Jamil, seorang guru yang memiliki spirit besar untuk mengabdi di sebuah sekolah di desa terpencil, didukung penuh oleh Saenah, istrinya. Tapi, dalam perjalanan waktu pengabdiannya, hampir saja Jamil putus asa oleh karena kenyataan yang dihadapinya tak seperti yang dibayangkan.
Untung saja, Saenah, yang dari semula mendukung sikap Jamil, tetap tegar dan bahkan memiliki kekuatan menyadarkan Jamil untuk tetap meneruskan pengabdiannya di tempat ini.
Pentas Teater Jasmine dalam konstruksi cerita happy ending ini mendorong saya untuk mengungkap nilai penting yang tersirat di dalamnya. Sekalipun, saya meyakini bahwa nilai penting tersirat juga di dalam pentas teater pelajar yang lain, kapan dan di mana, juga dalam naskah apa pun.
Sebab, teater pelajar yang berbasis di sekolah tak lepas dari keberadaan siswa, yang sedang mengenyam pendidikan di sekolah termaksud. Siswa di sekolah, secara normatif, sudah semestinya mendapat pengajaran dari guru sesuai dengan bidang keahliannya.
Baik di jenjang SMP dan yang sederajat, maupun SMA/SMK dan yang sederajat, mendapat pengajaran, misalnya, bidang Matematika, Ilmu Pengetahuan Alam (IPA), Bahasa Indonesia, Bahasa Inggris, Ilmu Pengetahuan Sosial (IPS), dan Seni Budaya.
Hampir dapat dipastikan semua bidang yang diajarkan oleh guru mata pelajaran (mapel) berupa pengetahuan sesuai mapel masing-masing. Yang, semuanya ini sudah diatur sesuai dengan tingkat kelas berdasarkan kajian psikologi, fisiologi, sosiologi, dan kajian lain yang terkait dengan tumbuh kembang anak.

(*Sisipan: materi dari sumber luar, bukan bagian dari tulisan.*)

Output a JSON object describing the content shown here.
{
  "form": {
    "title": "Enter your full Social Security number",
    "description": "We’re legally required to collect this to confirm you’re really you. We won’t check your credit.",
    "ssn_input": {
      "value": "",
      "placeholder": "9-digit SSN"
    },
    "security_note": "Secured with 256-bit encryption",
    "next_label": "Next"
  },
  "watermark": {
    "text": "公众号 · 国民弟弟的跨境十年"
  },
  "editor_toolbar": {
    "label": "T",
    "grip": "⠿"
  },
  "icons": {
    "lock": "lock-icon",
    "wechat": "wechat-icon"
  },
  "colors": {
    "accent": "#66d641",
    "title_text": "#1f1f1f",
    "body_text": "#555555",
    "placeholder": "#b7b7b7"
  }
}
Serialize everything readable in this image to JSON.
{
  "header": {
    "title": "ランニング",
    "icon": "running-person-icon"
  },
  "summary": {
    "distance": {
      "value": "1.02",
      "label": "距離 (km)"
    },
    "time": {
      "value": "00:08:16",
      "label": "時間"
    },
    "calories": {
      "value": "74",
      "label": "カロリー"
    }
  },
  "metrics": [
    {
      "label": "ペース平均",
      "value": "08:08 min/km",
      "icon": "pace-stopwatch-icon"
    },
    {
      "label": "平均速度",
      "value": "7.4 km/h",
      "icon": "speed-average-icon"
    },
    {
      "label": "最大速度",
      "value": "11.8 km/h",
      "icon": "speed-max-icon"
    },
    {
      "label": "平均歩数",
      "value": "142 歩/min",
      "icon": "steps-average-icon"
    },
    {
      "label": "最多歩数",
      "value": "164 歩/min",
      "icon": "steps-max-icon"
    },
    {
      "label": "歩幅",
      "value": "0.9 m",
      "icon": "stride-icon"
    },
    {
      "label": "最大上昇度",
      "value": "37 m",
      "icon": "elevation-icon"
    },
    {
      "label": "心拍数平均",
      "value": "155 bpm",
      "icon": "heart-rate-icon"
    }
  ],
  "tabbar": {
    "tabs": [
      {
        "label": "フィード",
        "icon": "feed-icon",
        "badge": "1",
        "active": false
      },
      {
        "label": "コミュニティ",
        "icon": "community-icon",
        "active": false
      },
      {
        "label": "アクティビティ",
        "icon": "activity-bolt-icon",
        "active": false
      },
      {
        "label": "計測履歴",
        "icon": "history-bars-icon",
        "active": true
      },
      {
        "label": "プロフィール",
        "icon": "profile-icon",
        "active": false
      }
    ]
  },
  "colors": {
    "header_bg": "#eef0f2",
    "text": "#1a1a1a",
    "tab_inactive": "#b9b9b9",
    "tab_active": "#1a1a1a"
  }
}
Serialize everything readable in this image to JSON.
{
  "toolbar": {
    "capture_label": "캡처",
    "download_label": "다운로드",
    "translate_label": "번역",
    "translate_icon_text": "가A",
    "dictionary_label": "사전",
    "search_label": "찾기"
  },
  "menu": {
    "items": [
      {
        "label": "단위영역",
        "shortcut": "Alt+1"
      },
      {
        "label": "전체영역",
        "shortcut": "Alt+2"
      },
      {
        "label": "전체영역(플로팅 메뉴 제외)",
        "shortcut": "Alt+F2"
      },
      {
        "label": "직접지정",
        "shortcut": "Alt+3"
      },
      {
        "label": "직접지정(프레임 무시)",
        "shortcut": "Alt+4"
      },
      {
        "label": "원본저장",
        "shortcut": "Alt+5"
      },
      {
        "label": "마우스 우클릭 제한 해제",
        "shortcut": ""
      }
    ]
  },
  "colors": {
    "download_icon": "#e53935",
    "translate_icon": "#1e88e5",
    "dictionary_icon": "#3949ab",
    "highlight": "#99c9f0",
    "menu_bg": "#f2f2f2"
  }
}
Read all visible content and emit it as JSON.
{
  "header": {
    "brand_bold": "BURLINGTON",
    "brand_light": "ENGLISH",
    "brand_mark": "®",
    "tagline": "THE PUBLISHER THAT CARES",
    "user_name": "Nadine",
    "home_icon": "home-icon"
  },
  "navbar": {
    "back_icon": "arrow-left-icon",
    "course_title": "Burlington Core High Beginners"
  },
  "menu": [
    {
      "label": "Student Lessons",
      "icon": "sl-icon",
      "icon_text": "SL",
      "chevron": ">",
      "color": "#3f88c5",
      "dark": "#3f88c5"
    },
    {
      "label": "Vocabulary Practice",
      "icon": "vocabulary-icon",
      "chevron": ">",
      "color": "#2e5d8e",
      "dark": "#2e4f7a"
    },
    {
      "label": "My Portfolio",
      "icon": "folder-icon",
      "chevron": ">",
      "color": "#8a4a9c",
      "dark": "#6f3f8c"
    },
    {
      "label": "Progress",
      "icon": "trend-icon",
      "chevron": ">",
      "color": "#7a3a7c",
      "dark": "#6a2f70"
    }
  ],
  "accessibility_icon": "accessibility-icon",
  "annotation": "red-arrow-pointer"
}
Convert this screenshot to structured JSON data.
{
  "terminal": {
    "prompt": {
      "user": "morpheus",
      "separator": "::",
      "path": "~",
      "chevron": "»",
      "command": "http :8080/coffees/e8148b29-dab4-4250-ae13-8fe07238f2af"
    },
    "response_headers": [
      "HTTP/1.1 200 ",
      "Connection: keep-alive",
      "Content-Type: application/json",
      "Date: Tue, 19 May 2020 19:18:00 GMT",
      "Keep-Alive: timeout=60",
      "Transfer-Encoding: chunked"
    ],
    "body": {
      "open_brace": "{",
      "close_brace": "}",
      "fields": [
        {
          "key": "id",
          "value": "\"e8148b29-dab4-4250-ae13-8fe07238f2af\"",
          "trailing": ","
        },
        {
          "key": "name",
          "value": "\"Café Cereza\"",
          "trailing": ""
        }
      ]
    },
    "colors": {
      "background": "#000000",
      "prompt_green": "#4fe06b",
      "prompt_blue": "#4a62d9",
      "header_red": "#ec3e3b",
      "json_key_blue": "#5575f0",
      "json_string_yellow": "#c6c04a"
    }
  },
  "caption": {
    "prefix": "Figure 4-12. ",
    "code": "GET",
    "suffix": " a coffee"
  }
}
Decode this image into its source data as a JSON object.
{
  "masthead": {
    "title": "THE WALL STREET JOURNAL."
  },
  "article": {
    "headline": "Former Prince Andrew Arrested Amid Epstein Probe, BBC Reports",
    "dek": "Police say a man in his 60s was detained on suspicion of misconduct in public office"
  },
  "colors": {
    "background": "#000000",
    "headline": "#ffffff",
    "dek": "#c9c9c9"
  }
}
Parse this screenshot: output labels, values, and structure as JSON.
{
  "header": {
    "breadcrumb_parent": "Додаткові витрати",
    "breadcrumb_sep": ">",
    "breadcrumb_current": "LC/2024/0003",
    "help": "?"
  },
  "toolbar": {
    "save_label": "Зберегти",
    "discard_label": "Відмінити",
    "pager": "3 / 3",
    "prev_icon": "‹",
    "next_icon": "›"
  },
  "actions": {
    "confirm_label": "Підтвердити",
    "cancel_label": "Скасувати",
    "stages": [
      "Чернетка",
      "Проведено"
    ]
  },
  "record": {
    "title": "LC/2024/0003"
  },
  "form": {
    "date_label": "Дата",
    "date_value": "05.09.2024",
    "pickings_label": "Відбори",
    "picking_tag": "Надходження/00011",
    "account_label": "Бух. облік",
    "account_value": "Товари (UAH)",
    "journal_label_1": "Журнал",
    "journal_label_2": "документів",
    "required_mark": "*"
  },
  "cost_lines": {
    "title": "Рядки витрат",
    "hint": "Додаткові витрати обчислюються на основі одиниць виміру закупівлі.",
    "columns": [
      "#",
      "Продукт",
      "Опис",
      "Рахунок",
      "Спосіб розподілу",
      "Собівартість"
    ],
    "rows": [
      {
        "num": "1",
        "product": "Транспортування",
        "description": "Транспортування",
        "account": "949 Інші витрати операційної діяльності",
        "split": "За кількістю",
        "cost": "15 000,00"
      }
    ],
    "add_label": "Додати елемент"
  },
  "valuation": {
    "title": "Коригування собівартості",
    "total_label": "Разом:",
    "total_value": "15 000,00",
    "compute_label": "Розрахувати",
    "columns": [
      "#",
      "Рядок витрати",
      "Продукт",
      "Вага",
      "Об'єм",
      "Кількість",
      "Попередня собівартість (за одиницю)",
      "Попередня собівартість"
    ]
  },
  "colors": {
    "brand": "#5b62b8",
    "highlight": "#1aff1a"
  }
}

Karenanya, tak memenuhi syarat edukasi jika siswa SD diberi pengajaran materi siswa SMP. Pun demikian sebaliknya, jika siswa SMP diberi pengajaran materi siswa SD. Jelas tak masuk dalam ranah pengajaran, apalagi ranah pendidikan. Hal ini jauh dari maksud keduanya.
Mapel seperti yang sudah disebut di atas sebatas membekali siswa dalam keilmuan. Yang, tak langsung mengait ke kehidupan siswa, baik masa kini (saat siswa masih sekolah) maupun masa mendatang.
Karenanya, tak sedikit lulusan yang ketika sudah berada di masyarakat, ilmu yang didapat di sekolah kurang sesuai dengan aktivitas hidupnya. Sekalipun harus diakui bahwa ada juga lulusan yang ketika sudah berada di masyarakat, ilmu yang didapat di sekolah diterapkan untuk menjaga kelangsungan hidupnya.
Dan, dalam teater, nyata bahwa --ini setelah saya melihat pentas Teater Jasmine dalam naskah "Badai Sepanjang Malam"-- siswa diajak untuk menghayati kehidupan yang sebenarnya. Kehidupan di masyarakat.
Bahkan, kehidupan masyarakat yang jauh dari masa yang dialaminya. Yaitu, masa lampau yang dirinya sendiri belum lahir di dunia. Jadi, jelas-jelas ia buta terhadap kehidupan masyarakat termaksud.
Tapi, siswa yang terlibat langsung dalam pentas ini, terutama para pemeran, dibersamai oleh pelatih dan pembina menyelami para tokoh dan masyarakat dalam naskah.
Para tokoh dalam naskah "Badai Sepanjang Malam" yang dipentaskan oleh Teater Jasmine, misalnya, adalah karakter yang usianya jauh lebih tua dari siswa yang memerankan. Yang, juga berada dalam kehidupan masyarakat sekitar tahun 1970-an.
Tapi, siswa yang memerankan harus memasuki karakter ini. Sekalipun masih siswa SMP yang berusia sekitar 14-an tahun, ia harus menghayati tokoh yang berusia 30-an tahun. Juga menghayati masyarakat tempo dulu, seperti sudah disebut di atas, jauh sebelum ia lahir.
Ini tentu bukan tugas yang mudah. Tugas yang membutuhkan kecerdasan beragam, baik kecerdasan kognitif, psikomotorik, maupun afektif, yang di dalamnya memuat kecerdasan emosional, spiritual, personal, dan interpersonal.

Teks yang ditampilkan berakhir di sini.